Namun di atas kapal komando Naga Samudra, tidak ada perayaan. Dirgantara dan Nala tahu betul bahwa mereka hanya memenangkan pertempuran pembuka. Mereka belum memenangkan perang.

Laporan-laporan dari para pengintai Orang Laut yang datang silih berganti mengonfirmasi hal ini. Armada Chola tidak mundur. Sebaliknya, setelah satu hari penuh menjilat luka dan mengatur ulang formasi, mereka kembali bergerak. Tapi kini, cara mereka bergerak telah berubah. Formasi mereka yang tadinya arogan dan terpencar kini menjadi rapat dan disiplin, sebuah dinding perisai raksasa yang bergerak maju dengan kecepatan konstan. Tidak ada lagi pengejaran gegabah. Tidak ada lagi celah untuk disusupi.
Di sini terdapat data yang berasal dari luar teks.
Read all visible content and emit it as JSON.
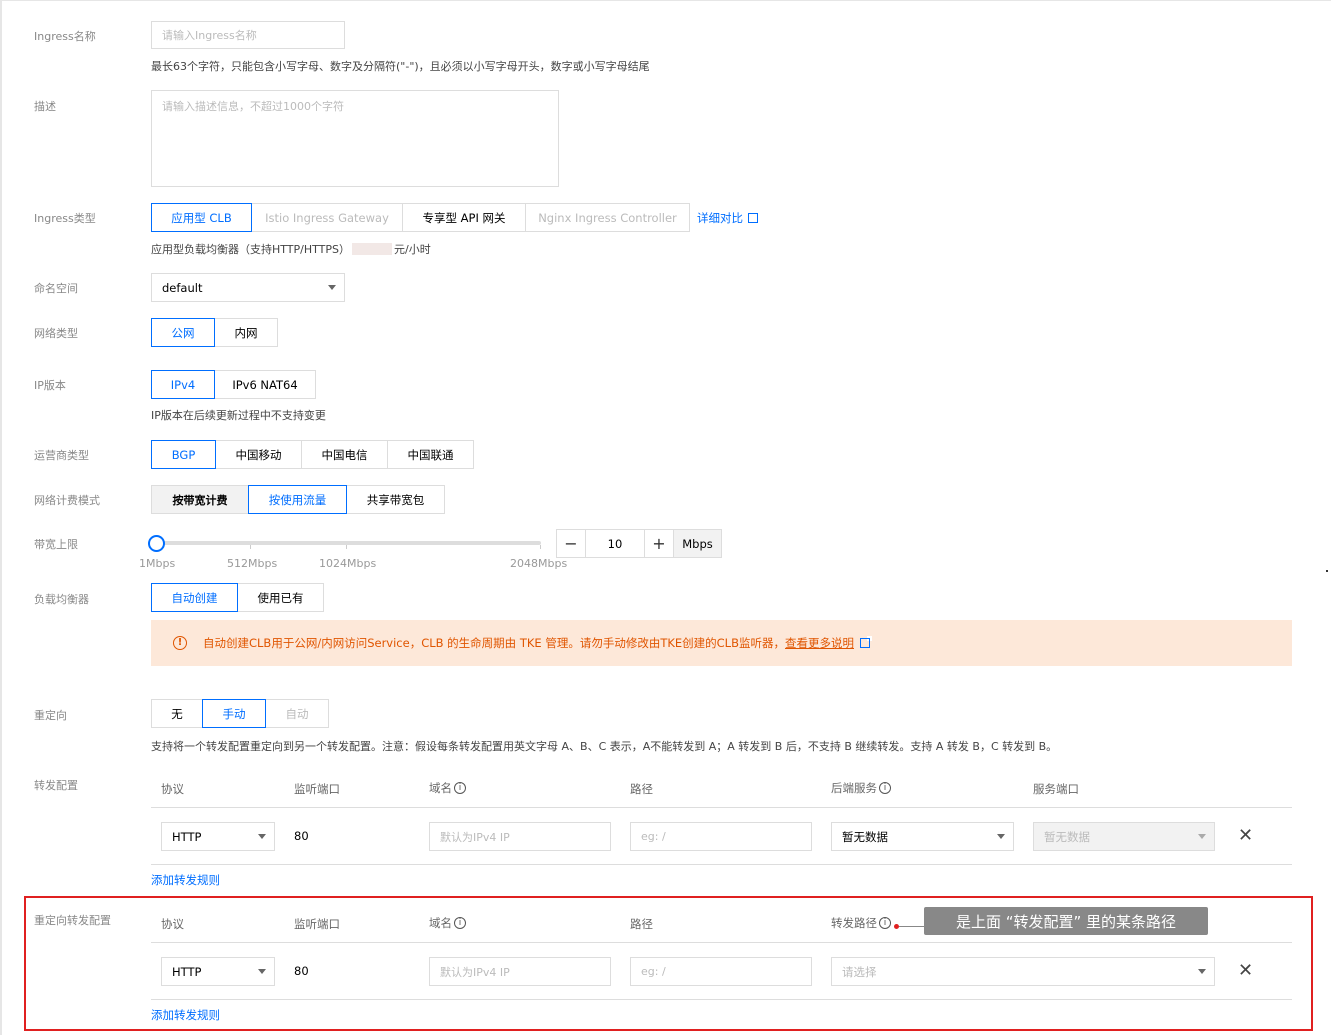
{
  "form": {
    "name": {
      "label": "Ingress名称",
      "placeholder": "请输入Ingress名称",
      "hint": "最长63个字符，只能包含小写字母、数字及分隔符(\"-\")，且必须以小写字母开头，数字或小写字母结尾"
    },
    "description": {
      "label": "描述",
      "placeholder": "请输入描述信息，不超过1000个字符"
    },
    "ingress_type": {
      "label": "Ingress类型",
      "options": [
        "应用型 CLB",
        "Istio Ingress Gateway",
        "专享型 API 网关",
        "Nginx Ingress Controller"
      ],
      "selected": "应用型 CLB",
      "compare_link": "详细对比",
      "hint_prefix": "应用型负载均衡器（支持HTTP/HTTPS）",
      "hint_suffix": "元/小时"
    },
    "namespace": {
      "label": "命名空间",
      "value": "default"
    },
    "network_type": {
      "label": "网络类型",
      "options": [
        "公网",
        "内网"
      ],
      "selected": "公网"
    },
    "ip_version": {
      "label": "IP版本",
      "options": [
        "IPv4",
        "IPv6 NAT64"
      ],
      "selected": "IPv4",
      "hint": "IP版本在后续更新过程中不支持变更"
    },
    "isp": {
      "label": "运营商类型",
      "options": [
        "BGP",
        "中国移动",
        "中国电信",
        "中国联通"
      ],
      "selected": "BGP"
    },
    "billing": {
      "label": "网络计费模式",
      "options": [
        "按带宽计费",
        "按使用流量",
        "共享带宽包"
      ],
      "selected": "按使用流量"
    },
    "bandwidth": {
      "label": "带宽上限",
      "ticks": [
        "1Mbps",
        "512Mbps",
        "1024Mbps",
        "2048Mbps"
      ],
      "value": "10",
      "unit": "Mbps",
      "minus": "−",
      "plus": "+",
      "level": 0
    },
    "load_balancer": {
      "label": "负载均衡器",
      "options": [
        "自动创建",
        "使用已有"
      ],
      "selected": "自动创建",
      "alert_text": "自动创建CLB用于公网/内网访问Service，CLB 的生命周期由 TKE 管理。请勿手动修改由TKE创建的CLB监听器，",
      "alert_link": "查看更多说明"
    },
    "redirect": {
      "label": "重定向",
      "options": [
        "无",
        "手动",
        "自动"
      ],
      "selected": "手动",
      "hint": "支持将一个转发配置重定向到另一个转发配置。注意：假设每条转发配置用英文字母 A、B、C 表示，A不能转发到 A；A 转发到 B 后，不支持 B 继续转发。支持 A 转发 B，C 转发到 B。"
    },
    "forward_config": {
      "label": "转发配置",
      "headers": {
        "protocol": "协议",
        "port": "监听端口",
        "domain": "域名",
        "path": "路径",
        "backend": "后端服务",
        "service_port": "服务端口"
      },
      "row": {
        "protocol": "HTTP",
        "port": "80",
        "domain_placeholder": "默认为IPv4 IP",
        "path_placeholder": "eg: /",
        "backend": "暂无数据",
        "service_port": "暂无数据"
      },
      "add_rule": "添加转发规则"
    },
    "redirect_config": {
      "label": "重定向转发配置",
      "headers": {
        "protocol": "协议",
        "port": "监听端口",
        "domain": "域名",
        "path": "路径",
        "forward_path": "转发路径"
      },
      "row": {
        "protocol": "HTTP",
        "port": "80",
        "domain_placeholder": "默认为IPv4 IP",
        "path_placeholder": "eg: /",
        "forward_path_placeholder": "请选择"
      },
      "add_rule": "添加转发规则",
      "annotation": "是上面 “转发配置” 里的某条路径"
    }
  },
  "colors": {
    "primary": "#006eff",
    "alert_bg": "#fde8d9",
    "highlight_border": "#e02020",
    "annotation_bg": "#888888"
  },
  "icons": {
    "remove": "close-icon",
    "info": "info-icon",
    "external": "external-link-icon",
    "warning": "warning-icon"
  }
}
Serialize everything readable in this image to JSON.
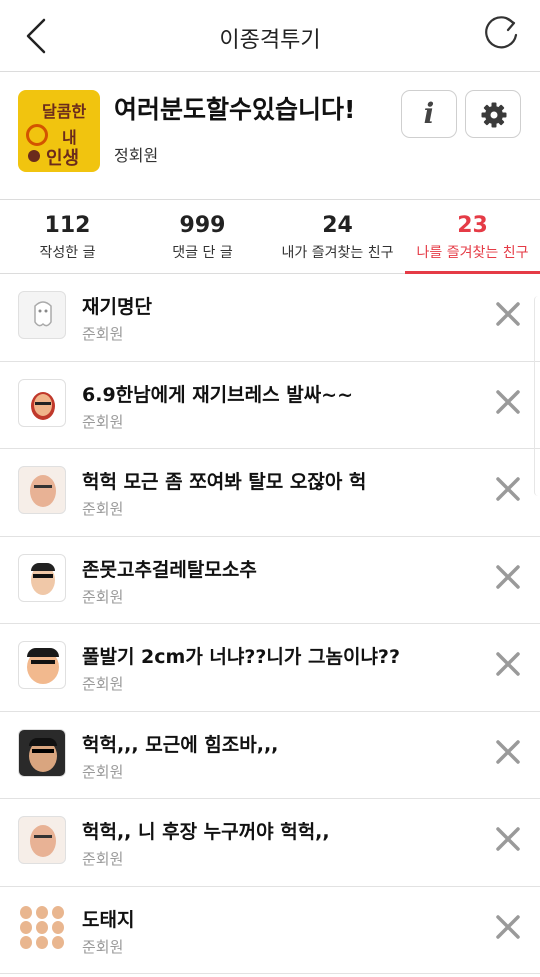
{
  "header": {
    "title": "이종격투기",
    "back_icon": "chevron-left-icon",
    "refresh_icon": "refresh-icon"
  },
  "profile": {
    "name": "여러분도할수있습니다!",
    "rank": "정회원",
    "avatar_text": [
      "달콤한",
      "내",
      "인생"
    ],
    "info_label": "i",
    "accent": "#f1c40f"
  },
  "stats": [
    {
      "num": "112",
      "label": "작성한 글"
    },
    {
      "num": "999",
      "label": "댓글 단 글"
    },
    {
      "num": "24",
      "label": "내가 즐겨찾는 친구"
    },
    {
      "num": "23",
      "label": "나를 즐겨찾는 친구"
    }
  ],
  "active_color": "#e53b46",
  "friends": [
    {
      "title": "재기명단",
      "rank": "준회원"
    },
    {
      "title": "6.9한남에게 재기브레스 발싸~~",
      "rank": "준회원"
    },
    {
      "title": "헉헉 모근 좀 쪼여봐 탈모 오잖아 헉",
      "rank": "준회원"
    },
    {
      "title": "존못고추걸레탈모소추",
      "rank": "준회원"
    },
    {
      "title": "풀발기 2cm가 너냐??니가 그놈이냐??",
      "rank": "준회원"
    },
    {
      "title": "헉헉,,, 모근에 힘조바,,,",
      "rank": "준회원"
    },
    {
      "title": "헉헉,, 니 후장 누구꺼야 헉헉,,",
      "rank": "준회원"
    },
    {
      "title": "도태지",
      "rank": "준회원"
    }
  ]
}
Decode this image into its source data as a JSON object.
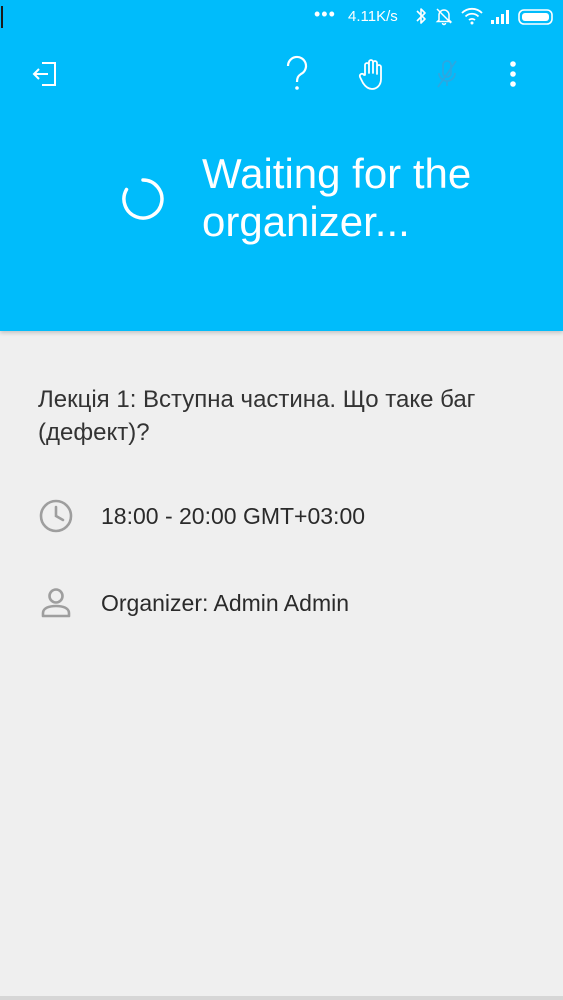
{
  "status_bar": {
    "dots": "•••",
    "network_speed": "4.11K/s",
    "icons": [
      "bluetooth-icon",
      "alarm-off-icon",
      "wifi-icon",
      "signal-icon",
      "battery-icon"
    ]
  },
  "toolbar": {
    "icons": [
      "exit-icon",
      "help-icon",
      "raise-hand-icon",
      "mic-off-icon",
      "more-vert-icon"
    ]
  },
  "header": {
    "waiting_text": "Waiting for the organizer...",
    "background_color": "#00bcfb"
  },
  "event": {
    "title": "Лекція 1: Вступна частина. Що таке баг (дефект)?",
    "time": "18:00 - 20:00 GMT+03:00",
    "organizer": "Organizer: Admin Admin"
  }
}
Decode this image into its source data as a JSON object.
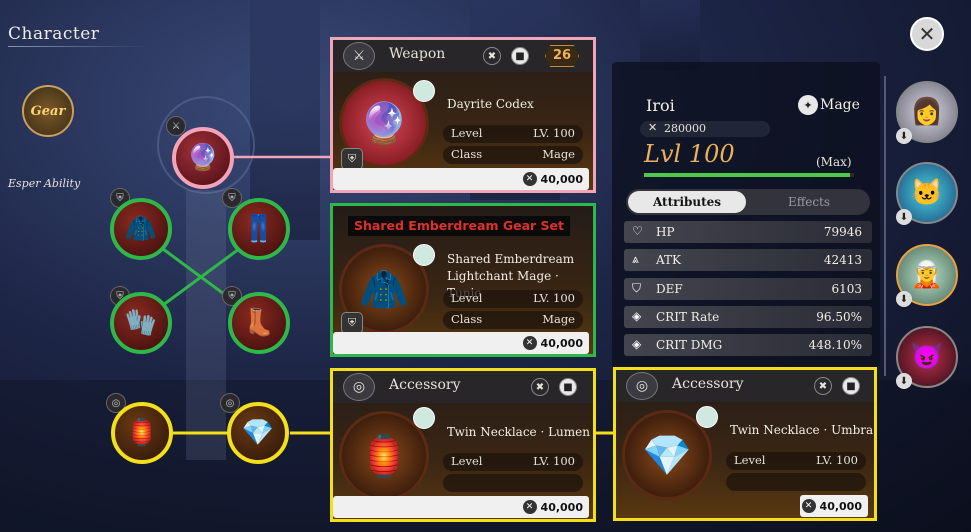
{
  "header": {
    "title": "Character",
    "close_icon": "✕"
  },
  "left_rail": {
    "gear_tab": "Gear",
    "esper_ability": "Esper Ability"
  },
  "icons": {
    "weapon": "⚔",
    "accessory": "◎",
    "trash": "🗑",
    "lock": "🔒",
    "shield": "⛨",
    "coin": "✕",
    "download": "⬇",
    "mage": "✦",
    "hp": "♡",
    "atk": "⩓",
    "def": "⛉",
    "crit": "◈"
  },
  "weapon_card": {
    "category": "Weapon",
    "badge": "26",
    "name": "Dayrite Codex",
    "level_label": "Level",
    "level_value": "LV. 100",
    "class_label": "Class",
    "class_value": "Mage",
    "price": "40,000"
  },
  "set_banner": "Shared Emberdream Gear Set",
  "armor_card": {
    "name_line1": "Shared Emberdream",
    "name_line2": "Lightchant Mage · Tunic",
    "level_label": "Level",
    "level_value": "LV. 100",
    "class_label": "Class",
    "class_value": "Mage",
    "price": "40,000"
  },
  "accessory_card_1": {
    "category": "Accessory",
    "name": "Twin Necklace · Lumen",
    "level_label": "Level",
    "level_value": "LV. 100",
    "price": "40,000"
  },
  "accessory_card_2": {
    "category": "Accessory",
    "name": "Twin Necklace · Umbra",
    "level_label": "Level",
    "level_value": "LV. 100",
    "price": "40,000"
  },
  "character": {
    "name": "Iroi",
    "class": "Mage",
    "power": "280000",
    "level": "Lvl 100",
    "max_label": "(Max)",
    "exp_fill": 0.98,
    "tab_attributes": "Attributes",
    "tab_effects": "Effects",
    "stats": [
      {
        "label": "HP",
        "value": "79946",
        "icon": "hp"
      },
      {
        "label": "ATK",
        "value": "42413",
        "icon": "atk"
      },
      {
        "label": "DEF",
        "value": "6103",
        "icon": "def"
      },
      {
        "label": "CRIT Rate",
        "value": "96.50%",
        "icon": "crit"
      },
      {
        "label": "CRIT DMG",
        "value": "448.10%",
        "icon": "crit"
      }
    ]
  },
  "colors": {
    "weapon_outline": "#f2a4b8",
    "armor_outline": "#2fb84a",
    "accessory_outline": "#f3df1a",
    "level_gold": "#e8b25a",
    "exp_bar": "#4ec84a"
  }
}
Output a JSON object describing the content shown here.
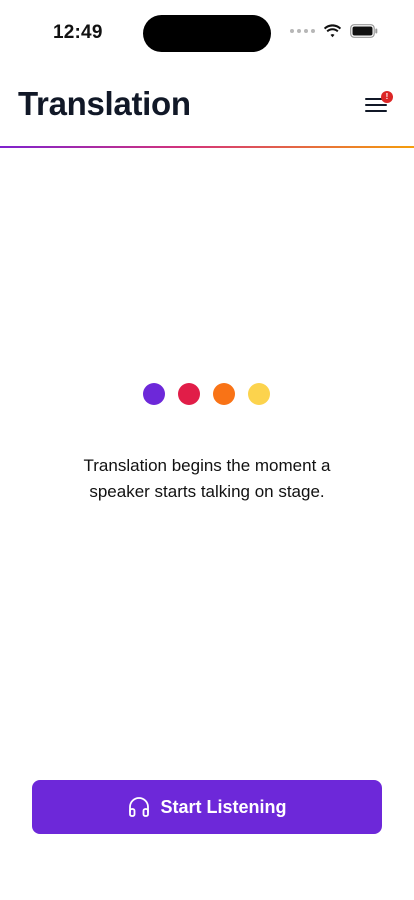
{
  "status_bar": {
    "time": "12:49"
  },
  "header": {
    "title": "Translation",
    "menu_badge": "!",
    "menu_icon": "hamburger-menu-icon"
  },
  "content": {
    "dot_colors": [
      "#6d28d9",
      "#e11d48",
      "#f97316",
      "#fcd34d"
    ],
    "message": "Translation begins the moment a speaker starts talking on stage."
  },
  "action": {
    "start_label": "Start Listening",
    "start_icon": "headphones-icon"
  },
  "colors": {
    "accent": "#6d28d9",
    "badge": "#dc2626"
  }
}
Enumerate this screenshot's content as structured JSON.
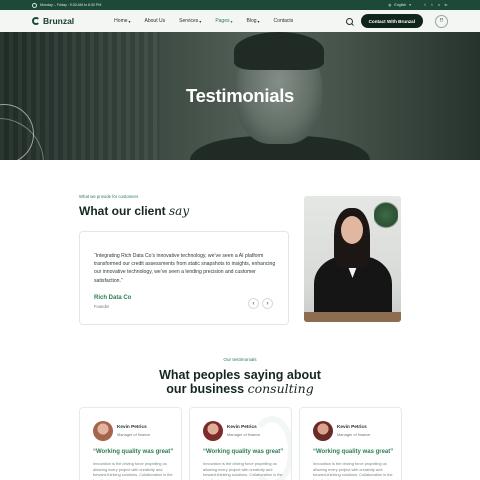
{
  "topbar": {
    "hours": "Monday – Friday : 9:30 AM to 6:30 PM",
    "language": "English",
    "social": [
      "f",
      "t",
      "v",
      "in"
    ]
  },
  "nav": {
    "brand": "Brunzal",
    "items": [
      {
        "label": "Home",
        "dropdown": true
      },
      {
        "label": "About Us",
        "dropdown": false
      },
      {
        "label": "Services",
        "dropdown": true
      },
      {
        "label": "Pages",
        "dropdown": true,
        "active": true
      },
      {
        "label": "Blog",
        "dropdown": true
      },
      {
        "label": "Contacts",
        "dropdown": false
      }
    ],
    "cta": "Contact With Brunzal"
  },
  "hero": {
    "title": "Testimonials"
  },
  "client": {
    "eyebrow": "What we provide for customers",
    "heading": "What our client",
    "heading_italic": "say",
    "quote": "“Integrating Rich Data Co’s innovative technology, we’ve seen a AI platform transformed our credit assessments from static snapshots to insights, enhancing our innovative technology, we’ve seen a lending precision and customer satisfaction.”",
    "author": "Rich Data Co",
    "role": "Founder"
  },
  "testimonials": {
    "eyebrow": "Our testimonials",
    "heading_line1": "What peoples saying about",
    "heading_line2": "our business",
    "heading_italic": "consulting",
    "cards": [
      {
        "name": "Kevin Petrics",
        "position": "Manager of finance",
        "headline": "“Working quality was great”",
        "body": "Innovation is the driving force propelling us allowing every project with creativity and forward-thinking solutions. Collaboration is the heartbeat, creating",
        "avatar_color": "#a5644c"
      },
      {
        "name": "Kevin Petrics",
        "position": "Manager of finance",
        "headline": "“Working quality was great”",
        "body": "Innovation is the driving force propelling us allowing every project with creativity and forward-thinking solutions. Collaboration is the heartbeat, creating",
        "avatar_color": "#7b2b2a"
      },
      {
        "name": "Kevin Petrics",
        "position": "Manager of finance",
        "headline": "“Working quality was great”",
        "body": "Innovation is the driving force propelling us allowing every project with creativity and forward-thinking solutions. Collaboration is the heartbeat, creating",
        "avatar_color": "#6a2a28"
      }
    ]
  },
  "colors": {
    "brand_dark": "#1d4a36",
    "accent": "#2f7b55"
  },
  "icons": [
    "clock-icon",
    "search-icon",
    "grid-menu-icon",
    "arrow-left-icon",
    "arrow-right-icon"
  ]
}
“Dia sudah belajar,” kata Dirgantara pelan, jarinya menelusuri pergerakan terbaru armada Chola di atas peta. “Lawanku dari masa depan itu tidak akan melakukan kesalahan yang sama dua kali. Ia tidak akan lagi terpancing oleh umpan kecil. Ia kini memaksa kita untuk keluar dan melakukan pertempuran terbuka.”

Nala menatap peta itu, wajahnya serius. “Jika kita bertarung secara terbuka, kita akan kalah. Jumlah mereka terlalu banyak.”

“Benar,” sahut Dirgantara. “Karena itu, kita tidak akan bertarung di tempat yang ia inginkan. Kita akan memilih medan perangnya sendiri. Sebuah tempat di mana jumlah mereka yang besar justru akan menjadi kelemahan terbesar mereka.”

Pikiran Dirgantara, yang dibantu oleh kemampuan analisis supercepat dari implannya, memproses semua variabel: kecepatan armada Chola, kekuatan arus, pola angin, dan topografi dasar laut Selat Malaka. Ia menyaring ratusan kemungkinan, mencari satu titik, satu momen di mana semua elemen alam dan strategi berpihak pada mereka. Dan ia menemukannya.

Ia menunjuk sebuah selat sempit di peta, sebuah jalur di antara pulau Tumasik dan gugusan pulau-pulau kecil di sekitarnya. “Di sini,” katanya. “Berdasarkan kecepatan dan arah mereka saat ini, armada utama Chola akan melewati selat ini dalam waktu kurang dari dua hari. Ini adalah rute tercepat dan terdalam bagi kapal-kapal besar mereka untuk menuju Palembang.”

“Selat Tumasik,” bisik Nala, matanya menyipit saat ia memahami implikasinya. “Sempit, arusnya kuat, dan dikelilingi oleh puluhan teluk tersembunyi. Sebuah tempat yang sempurna untuk penyergapan.”